The Politicization of Harm Reduction?

At one point in the interview, one of the interviewers asked them to comment on the challenges of discussing harm reduction in the context of politicization of the term.

I could be wrong, but I imagine the interviewer was thinking about Fox News stories that frame harm reduction as liberal lunacy.

I’ve expressed concern for some time about drug policy becoming a front in the culture wars. In 2013, Mark Kleiman described some of the subtle and not-so-subtle ways this tendency appears:

The question about my own use or non-use of pot always comes up, and I always answer the same way, with a polite (I hope) “None of your business.” I don’t think there’s any ill will involved in asking the question: journalists simply want to “place” their sources culturally on the hippie-to-jock spectrum. But I want to resist the whole idea that drug policy should be a clash of cultural identities rather than a serious discussion of harms and benefits.

In the 10 years since Kleiman said this, changes in drug policy and drug problems have accelerated and political identities have become increasingly salient to Americans. So, the impulse to place advocates, programs, interventions, and policies on a cultural spectrum has not disappeared, but the hippie-to-jock cultural spectrum has been replaced with a right/left or conservative/progressive spectrum.

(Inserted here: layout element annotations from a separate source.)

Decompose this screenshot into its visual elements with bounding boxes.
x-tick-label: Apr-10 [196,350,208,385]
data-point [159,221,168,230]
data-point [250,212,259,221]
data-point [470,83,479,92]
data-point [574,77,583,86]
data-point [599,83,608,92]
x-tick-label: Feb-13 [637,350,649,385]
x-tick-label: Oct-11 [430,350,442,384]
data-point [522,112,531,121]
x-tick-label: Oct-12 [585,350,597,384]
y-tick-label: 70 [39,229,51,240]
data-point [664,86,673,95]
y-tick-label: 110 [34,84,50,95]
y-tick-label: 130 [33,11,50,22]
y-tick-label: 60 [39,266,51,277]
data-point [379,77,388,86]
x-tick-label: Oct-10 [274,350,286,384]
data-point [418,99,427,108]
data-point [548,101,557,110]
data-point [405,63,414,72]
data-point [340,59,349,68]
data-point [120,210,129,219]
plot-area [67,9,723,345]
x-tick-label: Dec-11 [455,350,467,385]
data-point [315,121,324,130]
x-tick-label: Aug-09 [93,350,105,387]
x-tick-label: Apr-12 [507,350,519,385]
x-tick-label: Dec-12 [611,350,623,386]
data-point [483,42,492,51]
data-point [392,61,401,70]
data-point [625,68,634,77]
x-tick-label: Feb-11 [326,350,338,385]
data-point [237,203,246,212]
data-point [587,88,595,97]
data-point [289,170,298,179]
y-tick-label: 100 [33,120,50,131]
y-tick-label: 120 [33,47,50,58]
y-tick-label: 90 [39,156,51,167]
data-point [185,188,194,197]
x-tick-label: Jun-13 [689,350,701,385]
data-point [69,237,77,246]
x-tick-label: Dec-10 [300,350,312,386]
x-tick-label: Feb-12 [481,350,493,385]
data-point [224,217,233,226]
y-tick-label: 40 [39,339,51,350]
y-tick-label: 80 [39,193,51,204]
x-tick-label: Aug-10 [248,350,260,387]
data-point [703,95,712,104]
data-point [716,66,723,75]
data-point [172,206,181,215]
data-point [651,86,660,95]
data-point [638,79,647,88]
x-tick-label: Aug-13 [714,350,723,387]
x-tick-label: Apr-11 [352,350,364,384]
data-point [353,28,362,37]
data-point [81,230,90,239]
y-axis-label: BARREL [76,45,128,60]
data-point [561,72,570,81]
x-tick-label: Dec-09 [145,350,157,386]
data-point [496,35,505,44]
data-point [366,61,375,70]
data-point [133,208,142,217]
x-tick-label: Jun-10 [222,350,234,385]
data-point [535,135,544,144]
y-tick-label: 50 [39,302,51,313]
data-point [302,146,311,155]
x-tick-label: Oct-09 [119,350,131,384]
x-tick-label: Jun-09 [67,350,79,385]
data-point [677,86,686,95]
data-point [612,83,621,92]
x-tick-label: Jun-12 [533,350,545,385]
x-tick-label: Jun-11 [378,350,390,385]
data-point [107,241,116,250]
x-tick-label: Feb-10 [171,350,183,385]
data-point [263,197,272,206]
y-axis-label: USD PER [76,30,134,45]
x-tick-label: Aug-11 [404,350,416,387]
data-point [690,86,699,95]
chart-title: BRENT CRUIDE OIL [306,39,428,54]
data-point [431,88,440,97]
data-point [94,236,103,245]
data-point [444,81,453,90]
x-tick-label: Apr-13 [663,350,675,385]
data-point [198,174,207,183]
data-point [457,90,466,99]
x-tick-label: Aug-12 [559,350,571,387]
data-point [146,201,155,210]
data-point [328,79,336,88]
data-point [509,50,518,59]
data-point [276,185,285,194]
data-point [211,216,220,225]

For me, it’s hard to think of how this kind of coding on a political or culture war spectrum wouldn’t be destructive.

Should harm reduction be politicized?

That might lead one to conclude that depoliticization of harm reduction is desirable.

There is no doubt that resistance to harm reduction is often rooted in stigma and that advocates, programs, interventions, and policies are coded based on clashing culture war identities.

While those destructively politicized reactions are prevalent and often attention-grabbing, they do not represent the whole of questions and concerns related to harm reduction programs, interventions, problem-framing, and goals.

Many of the questions and concerns about harm reduction relate to the political and philosophical ambitions of harm reduction itself.

Source: Foundations of Harm Reduction – National Harm Reduction Coalition‌

The National Harm Reduction Coalition distinguishes Risk Reduction and (h)arm (r)eduction from (H)arm (R)eduction.

This framing situates Risk Reduction and (h)arm (r)eduction as the interventions and strategies to reduce risk of harms like overdose deaths and disease transmission. On the other hand, (H)arm (R)eduction represents a much more ambitious philosophical and political movement.

So, disagreement about harm reduction can be about (h)arm (r)eduction or (H)arm (R)eduction, and those are two very different disagreements.

I’m of two minds on this. On the one hand, I recognize that a lot of good has been accomplished with the premise that everything is political. On the other hand, I frequently see questions and concerns about the philosophical and political ambitions of (H)arm (R)eduction are often coded as opposition to (h)arm (r)eduction and placed on a cultural spectrum as anti-science, anti-public health, anti-social justice, or pro-drug war.

This dynamic ends up creating something similar to a motte-and-bailey fallacy where (h)arm (r)eduction and (H)arm (R)eduction are conflated and distort disagreements.

I don’t have a solution to offer, other than distinguishing between (h)arm (r)eduction and (H)arm (R)eduction when disagreements arise, and recognizing that the existence of (H)arm (R)eduction complicates the framing of harm reduction as public health, pragmatic, and science-based. Failing to do so probably accelerates destructive politicization.